Now we can start TensorFlow Serving using the Deep Learning Containers for this model. Note that unlike the Deep Learning Containers for training, model serving starts immediately upon running the container and runs as a background process.

  • For CPU:

    $ docker run -p 8500:8500 -p 8501:8501 --name tensorflow-inference --mount type=bind,source=$(pwd)/tensorflow_serving/servables/tensorflow/testdata/saved_model_half_plus_two_cpu,target=/models/saved_model_half_plus_two -e MODEL_NAME=saved_model_half_plus_two -d <cpu inference container>

    For example:

    $ docker run -p 8500:8500 -p 8501:8501 --name tensorflow-inference --mount type=bind,source=$(pwd)/tensorflow_serving/servables/tensorflow/testdata/saved_model_half_plus_two_cpu,target=/models/saved_model_half_plus_two -e MODEL_NAME=saved_model_half_plus_two -d 763104351884.dkr.ecr.us-east-1.amazonaws.com/tensorflow-inference:1.14.0-cpu-py36-ubuntu18.04
  • For GPU:

    $ nvidia-docker run -p 8500:8500 -p 8501:8501 --name tensorflow-inference --mount type=bind,source=$(pwd)/tensorflow_serving/servables/tensorflow/testdata/saved_model_half_plus_two_gpu,target=/models/saved_model_half_plus_two -e MODEL_NAME=saved_model_half_plus_two -d <gpu inference container>

    For example:

    $ nvidia-docker run -p 8500:8500 -p 8501:8501 --name tensorflow-inference --mount type=bind,source=$(pwd)/tensorflow_serving/servables/tensorflow/testdata/saved_model_half_plus_two_gpu,target=/models/sad_model_half_plus_two -e MODEL_NAME=saved_model_half_plus_two -d 763104351884.dkr.ecr.us-east-1.amazonaws.com/tensorflow-inference:1.14.0-gpu-py36-cu100-ubuntu16.04

Now we can run inference with the AWS Deep Learning Containers.

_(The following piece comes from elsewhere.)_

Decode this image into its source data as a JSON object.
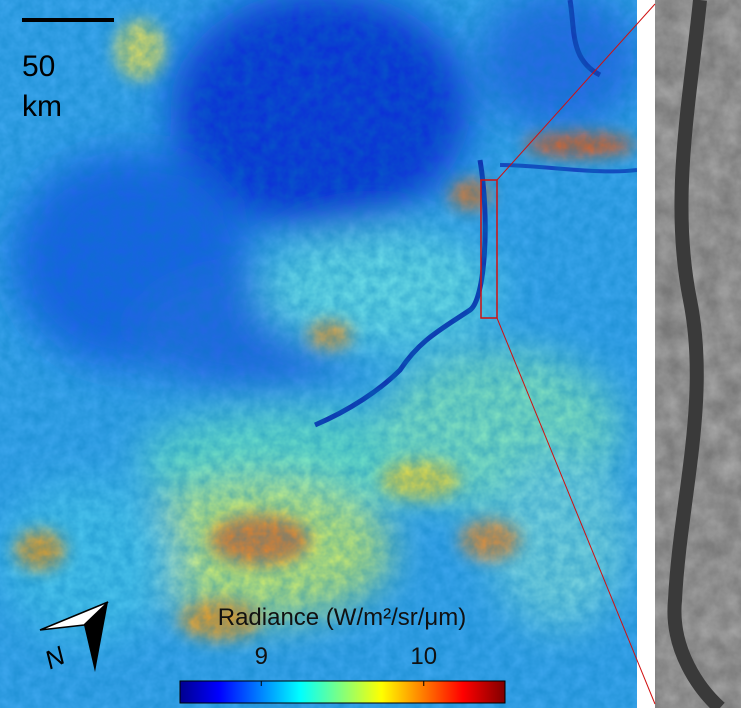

$ curl -d '{"instances": [1.0, 2.0, 5.0]}' -X POST http://127.0.0.1:8501/v1/models/saved_model_half_plus_two:predict

The output will look similar to the following:

{ "predictions": [2.5, 3.0, 4.5 ] }

Note

If you want to debug the container's output, you can attach to it using the name:

$ docker attach <your docker container name>

In this example we used tensorflow-inference.

MXNet Inference

To begin inference with MXNet, we will use a pre-trained model from a public S3 bucket.

For CPU instances run:

$ docker run -itd --name mms -p 80:8080 -p 8081:8081 <your container image id> \ mxnet-model-server --start --mms-config /home/model-server/config.properties \ --models squeezenet=https://s3.amazonaws.com/model-server/models/squeezenet_v1.1/squeezenet_v1.1.model

For GPU instances run:

$ nvidia-docker run -itd --name mms -p 80:8080 -p 8081:8081 <your container image id> \ mxnet-model-server --start --mms-config /home/model-server/config.properties \ --models squeezenet=https://s3.amazonaws.com/model-server/models/squeezenet_v1.1/squeezenet_v1.1.model

Note: The config file is included in the container.

With your server started, you can now run inference from a different window using:

$ curl -O https://s3.amazonaws.com/model-server/inputs/kitten.jpg curl -X POST http://127.0.0.1/predictions/squeezenet -T kitten.jpg

Once you are done using your container, you can remove it using:

$ docker rm -f mms

PyTorch Inference

To begin inference with PyTorch, we will use a model pre-trained on Imagenet from a public S3 bucket. Similar to MXNet containers, inference is served using mxnet-model-server, which can support any framework as the backend. For more information, see Model Server for Apache MXNet and this blog on Deploying PyTorch inference with MXNet Model Server.

For CPU instances, run:

$ docker run -itd --name mms -p 80:8080 -p 8081:8081 <your container image id> \ mxnet-model-server --start --mms-config /home/model-server/config.properties \ --models densenet=https://dlc-samples.s3.amazonaws.com/pytorch/multi-model-server/densenet/densenet.mar

For GPU instances, run:

$ nvidia-docker run -itd --name mms -p 80:8080 -p 8081:8081 <your container image id> \ mxnet-model-server --start --mms-config /home/model-server/config.properties \ --models densenet=https://dlc-samples.s3.amazonaws.com/pytorch/multi-model-server/densenet/densenet.mar

If you have docker-ce version >=19.03, you can use the --gpus flag with docker run.

Note: The config file is included in the container.

With your server started, you can now run inference from a different window using:

$ curl -O https://s3.amazonaws.com/model-server/inputs/flower.jpg curl -X POST http://127.0.0.1/predictions/densenet -T flower.jpg

Once you are done using your container, you can remove it using:

$ docker rm -f mms